病院が悪いわけでも、手を抜いたわけでもありません。その病院の設備・体制で、そのとき必要な処置ができない。だから、できる場所へ運ぶ。国が定めた条件の2つ目そのものです。
「たらい回し」ではありません
同じ別紙には、こうもあります。
イ 要請元医療機関が、あらかじめ転院する医療機関を決定し、受入れの了解を得ておくこと。
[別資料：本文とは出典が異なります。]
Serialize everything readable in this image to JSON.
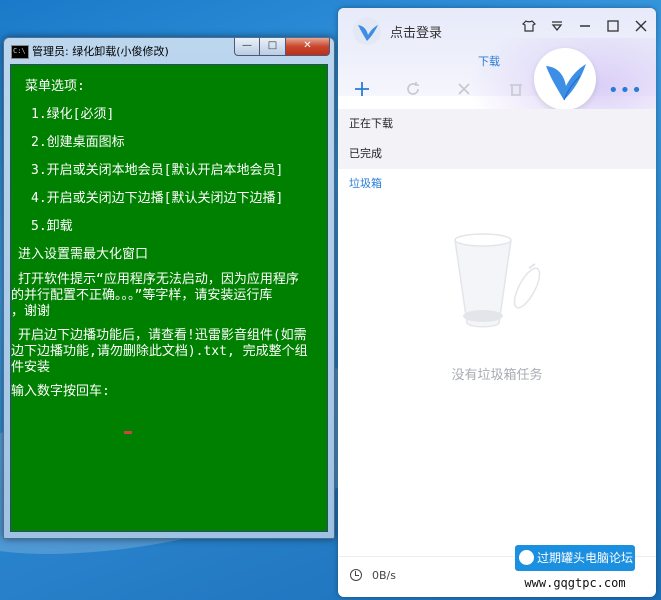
{
  "cmd_window": {
    "title": "管理员: 绿化卸载(小俊修改)",
    "icon_label": "C:\\",
    "buttons": {
      "minimize": "—",
      "maximize": "□",
      "close": "✕"
    },
    "lines": [
      "菜单选项:",
      "1.绿化[必须]",
      "2.创建桌面图标",
      "3.开启或关闭本地会员[默认开启本地会员]",
      "4.开启或关闭边下边播[默认关闭边下边播]",
      "5.卸载",
      "进入设置需最大化窗口",
      "打开软件提示“应用程序无法启动，因为应用程序",
      "的并行配置不正确。。。”等字样，请安装运行库",
      "，谢谢",
      "开启边下边播功能后，请查看!迅雷影音组件(如需",
      "边下边播功能,请勿删除此文档).txt, 完成整个组",
      "件安装",
      "输入数字按回车:"
    ]
  },
  "xunlei": {
    "login_text": "点击登录",
    "controls": [
      "skin-icon",
      "menu-icon",
      "minimize-icon",
      "maximize-icon",
      "close-icon"
    ],
    "download_tab": "下载",
    "toolbar": [
      "add-icon",
      "refresh-icon",
      "delete-icon",
      "trash-icon"
    ],
    "sidebar": [
      {
        "label": "正在下载"
      },
      {
        "label": "已完成"
      },
      {
        "label": "垃圾箱"
      }
    ],
    "empty_text": "没有垃圾箱任务",
    "speed": "0B/s",
    "accent": "#2a7bd5"
  },
  "watermark": {
    "title": "过期罐头电脑论坛",
    "url": "www.gqgtpc.com"
  }
}
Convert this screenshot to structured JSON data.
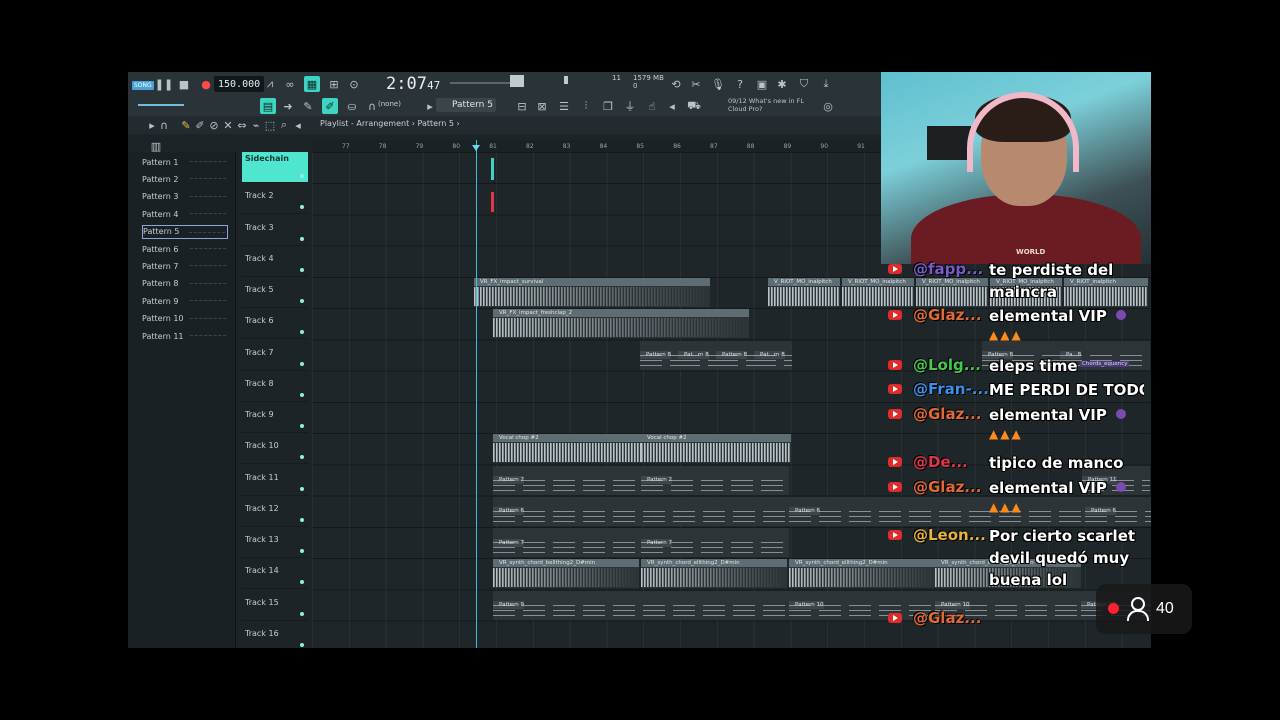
{
  "transport": {
    "mode": "SONG",
    "tempo": "150.000",
    "time": "2:07",
    "time_sub": "47",
    "mem": "1579 MB",
    "cpu_a": "11",
    "cpu_b": "0"
  },
  "toolbar2": {
    "snap": "(none)",
    "pattern": "Pattern 5",
    "news_date": "09/12",
    "news_line1": "What's new in FL",
    "news_line2": "Cloud Pro?"
  },
  "breadcrumb": {
    "root": "Playlist - Arrangement",
    "sep": "›",
    "current": "Pattern 5",
    "arrow": "›"
  },
  "patterns": [
    "Pattern 1",
    "Pattern 2",
    "Pattern 3",
    "Pattern 4",
    "Pattern 5",
    "Pattern 6",
    "Pattern 7",
    "Pattern 8",
    "Pattern 9",
    "Pattern 10",
    "Pattern 11"
  ],
  "selected_pattern": 4,
  "tracks": [
    "Sidechain",
    "Track 2",
    "Track 3",
    "Track 4",
    "Track 5",
    "Track 6",
    "Track 7",
    "Track 8",
    "Track 9",
    "Track 10",
    "Track 11",
    "Track 12",
    "Track 13",
    "Track 14",
    "Track 15",
    "Track 16"
  ],
  "ruler": [
    "77",
    "78",
    "79",
    "80",
    "81",
    "82",
    "83",
    "84",
    "85",
    "86",
    "87",
    "88",
    "89",
    "90",
    "91"
  ],
  "clips": {
    "impact_survival": "VR_FX_impact_survival",
    "impact_fresh": "VR_FX_impact_freshclap_2",
    "riot_1": "V_RIOT_MO_inalpitch",
    "riot_2": "V_RIOT_MO_inalpitch",
    "riot_3": "V_RIOT_MO_inalpitch",
    "riot_4": "V_RIOT_MO_inalpitch",
    "riot_5": "V_RIOT_inalpitch",
    "p8_a": "Pattern 8",
    "p8_b": "Pat...rn 8",
    "p8_c": "Pattern 8",
    "p8_d": "Pat...rn 8",
    "p8_e": "Pattern 8",
    "p8_f": "Pa...8",
    "chords": "Chords_equency",
    "vocal1": "Vocal chop #2",
    "vocal2": "Vocal chop #2",
    "p2_a": "Pattern 2",
    "p2_b": "Pattern 2",
    "p11": "Pattern 11",
    "p6_a": "Pattern 6",
    "p6_b": "Pattern 6",
    "p6_c": "Pattern 6",
    "p7_a": "Pattern 7",
    "p7_b": "Pattern 7",
    "synth1": "VR_synth_chord_bellthing2_D#min",
    "synth2": "VR_synth_chord_ellthing2_D#min",
    "synth3": "VR_synth_chord_ellthing2_D#min",
    "synth4": "VR_synth_chord_ellthing2_D#min",
    "p9": "Pattern 9",
    "p10_a": "Pattern 10",
    "p10_b": "Pattern 10",
    "p10_c": "Pattern 10"
  },
  "webcam": {
    "shirt_text": "WORLD"
  },
  "chat": [
    {
      "user": "@fapp...",
      "text": "te perdiste del",
      "color": "#7a5cc8"
    },
    {
      "user": "",
      "text": "maincra",
      "color": "#ffffff"
    },
    {
      "user": "@Glaz...",
      "text": "elemental VIP",
      "color": "#e06a35"
    },
    {
      "user": "@Lolg...",
      "text": "eleps time",
      "color": "#46c84a"
    },
    {
      "user": "@Fran-...",
      "text": "ME PERDI DE TODO",
      "color": "#3e8fe8"
    },
    {
      "user": "@Glaz...",
      "text": "elemental VIP",
      "color": "#e06a35"
    },
    {
      "user": "@De...",
      "text": "tipico de manco",
      "color": "#e0354a"
    },
    {
      "user": "@Glaz...",
      "text": "elemental VIP",
      "color": "#e06a35"
    },
    {
      "user": "@Leon...",
      "text": "Por cierto scarlet",
      "color": "#e8b43a"
    },
    {
      "user": "",
      "text": "devil quedó muy",
      "color": "#ffffff"
    },
    {
      "user": "",
      "text": "buena lol",
      "color": "#ffffff"
    },
    {
      "user": "@Glaz...",
      "text": "",
      "color": "#e06a35"
    }
  ],
  "viewers": {
    "count": "40"
  },
  "colors": {
    "accent": "#3fd3c1",
    "playhead": "#3fc0d8",
    "live": "#ff1f2d"
  }
}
行き先は、救急車を呼ぶ前に決まっています。受け入れの了解も取れています。搬送先が決まらずに時間が過ぎる話とは、まったく別のものです。→救急車は来たのに、なかなか出発しない
さらに、書面も出ます。
ハ 要請元医療機関が、消防機関に対し、転院の理由、搬送を依頼する理由、担当医師名、患者の状態、処置内容等を示した転院搬送依頼書を提出すること。
転院の理由も、担当医の名前も、紙に書かれています。
「転院搬送依頼書」という書面が出ます(写真はイメージです)
珍しい出動ではありません
消防庁『令和7年版 救急救助の現況』によれば、令和6年中の転院搬送の出動は58万1,928件。救急出動全体の7.5%です。前年より4.6%増えています。同じ資料は「転院搬送」の構成比は減少しているが、出動件数は増加しているとも書いています。めずらしい出動ではありません。